The picky, but important, way for new instrumentation to be calibrated. It's a good thing the world makes lots of different kinds of people.:shifty: pete

George
2010-Feb-23, 07:34 PM
The night sky glows in a greenish hue due to ozone reforming oxygen, once the sun's ultraviolet is taken out of the equilibrium. I would bet it's blue, using enhanced eyeballs. [The universe, as a whole, was first deemed green, but then the rage was beige. ] :)

It looks like the paper is suited for y-band imaging, which is about 1 micron stuff.

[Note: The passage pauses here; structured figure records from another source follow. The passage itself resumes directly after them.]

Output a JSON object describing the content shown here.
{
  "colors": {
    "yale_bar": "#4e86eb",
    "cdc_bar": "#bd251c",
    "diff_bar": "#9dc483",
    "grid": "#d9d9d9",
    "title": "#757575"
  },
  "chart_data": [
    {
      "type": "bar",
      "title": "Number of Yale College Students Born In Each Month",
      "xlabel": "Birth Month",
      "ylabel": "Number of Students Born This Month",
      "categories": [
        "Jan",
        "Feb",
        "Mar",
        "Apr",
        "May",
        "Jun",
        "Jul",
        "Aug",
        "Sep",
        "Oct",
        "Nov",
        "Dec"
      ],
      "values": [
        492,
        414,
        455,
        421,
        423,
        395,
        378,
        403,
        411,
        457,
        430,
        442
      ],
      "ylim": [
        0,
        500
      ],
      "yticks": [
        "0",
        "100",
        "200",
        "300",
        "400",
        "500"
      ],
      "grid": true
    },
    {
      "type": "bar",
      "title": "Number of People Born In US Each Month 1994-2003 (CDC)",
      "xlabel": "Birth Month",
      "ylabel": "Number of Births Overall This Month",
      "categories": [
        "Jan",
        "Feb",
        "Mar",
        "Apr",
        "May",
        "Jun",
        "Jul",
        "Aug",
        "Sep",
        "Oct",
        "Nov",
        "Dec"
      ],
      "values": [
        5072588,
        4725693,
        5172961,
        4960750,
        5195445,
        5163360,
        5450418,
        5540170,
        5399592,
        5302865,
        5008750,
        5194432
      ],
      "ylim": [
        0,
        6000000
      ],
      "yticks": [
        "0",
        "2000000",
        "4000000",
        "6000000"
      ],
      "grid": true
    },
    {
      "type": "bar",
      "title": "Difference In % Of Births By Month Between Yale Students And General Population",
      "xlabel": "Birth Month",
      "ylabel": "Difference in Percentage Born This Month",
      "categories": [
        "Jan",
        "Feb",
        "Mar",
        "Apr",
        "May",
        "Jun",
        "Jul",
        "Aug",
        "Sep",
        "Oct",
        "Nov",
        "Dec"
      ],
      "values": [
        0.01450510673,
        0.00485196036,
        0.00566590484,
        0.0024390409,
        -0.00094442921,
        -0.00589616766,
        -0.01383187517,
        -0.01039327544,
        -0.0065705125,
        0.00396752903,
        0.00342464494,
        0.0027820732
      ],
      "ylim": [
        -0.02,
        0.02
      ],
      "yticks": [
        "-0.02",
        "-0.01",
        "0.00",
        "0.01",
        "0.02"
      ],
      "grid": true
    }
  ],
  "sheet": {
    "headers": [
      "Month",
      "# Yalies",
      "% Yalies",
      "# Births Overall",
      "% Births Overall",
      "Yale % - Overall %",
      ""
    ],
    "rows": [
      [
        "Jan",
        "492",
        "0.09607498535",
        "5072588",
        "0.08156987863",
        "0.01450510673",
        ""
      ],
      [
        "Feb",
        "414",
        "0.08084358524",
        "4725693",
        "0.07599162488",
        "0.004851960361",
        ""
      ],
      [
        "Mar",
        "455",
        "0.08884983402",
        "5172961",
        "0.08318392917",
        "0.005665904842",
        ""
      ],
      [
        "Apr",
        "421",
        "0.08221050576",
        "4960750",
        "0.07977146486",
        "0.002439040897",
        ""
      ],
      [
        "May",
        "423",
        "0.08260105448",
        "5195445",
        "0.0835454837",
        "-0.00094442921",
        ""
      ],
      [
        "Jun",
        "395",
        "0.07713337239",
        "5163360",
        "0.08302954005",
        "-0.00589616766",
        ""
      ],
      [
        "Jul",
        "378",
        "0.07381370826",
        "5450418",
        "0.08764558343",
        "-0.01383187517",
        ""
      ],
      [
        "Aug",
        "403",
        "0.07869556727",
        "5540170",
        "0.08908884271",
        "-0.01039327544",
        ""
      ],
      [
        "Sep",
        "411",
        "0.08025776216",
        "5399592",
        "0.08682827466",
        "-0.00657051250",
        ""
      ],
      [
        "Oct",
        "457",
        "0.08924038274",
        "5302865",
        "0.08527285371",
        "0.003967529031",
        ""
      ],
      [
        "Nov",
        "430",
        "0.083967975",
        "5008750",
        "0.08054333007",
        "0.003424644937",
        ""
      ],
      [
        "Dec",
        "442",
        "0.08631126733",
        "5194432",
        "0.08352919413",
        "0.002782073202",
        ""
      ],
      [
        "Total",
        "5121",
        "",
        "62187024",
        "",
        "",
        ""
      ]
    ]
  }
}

The picky, but important, way for new instrumentation to be calibrated. It's a good thing the world makes lots of different kinds of people.:shifty: pete I like the colorful ones best.

matt.o
2010-Feb-23, 09:15 PM
I haven't looked at the paper, but 1 micron is about where the skylines dominate in the optical and sky subtraction becomes an issue. See this sky spectrum as an example. (http://www.gemini.edu/sciops/ObsProcess/obsConstraints/atm-models/opt-emiss.gif) Note that green has a wavelength of ~550 nanometers.

ngc3314
2010-Feb-23, 10:02 PM
There are some interesting movies of sky glow, either in the optical lines (http://www.youtube.com/watch?v=Qdu9ayRnEAE&feature=player_embedded) (Na 5893 A, [O I] 5577 and 6300 A) or the near-IR (http://www.astro.virginia.edu/~mfs4n/2mass/airglow/adams/h1.mpg) where OH is the culprit. Bands march across the sky (V) on few-minute timescales, and the near-IR OH emission lines accompanying them are a source of error in some IR imaging applications (as the spectrum of the blank sky changes, so may the flat-field calibration pattern).

HENARRY JAYA
2010-Mar-04, 05:20 AM
In a sense you are both right. The whole of Southern England is contaminated by sky-glow. The sky-glow from London affect an area with a radius of up to 100km. So unless you were more than 100km from London, part of the sky glow you saw was from London.
A lot of the rest of it was from other industrial sources in and around London. It seems like it's getting impossible these days to get away from it.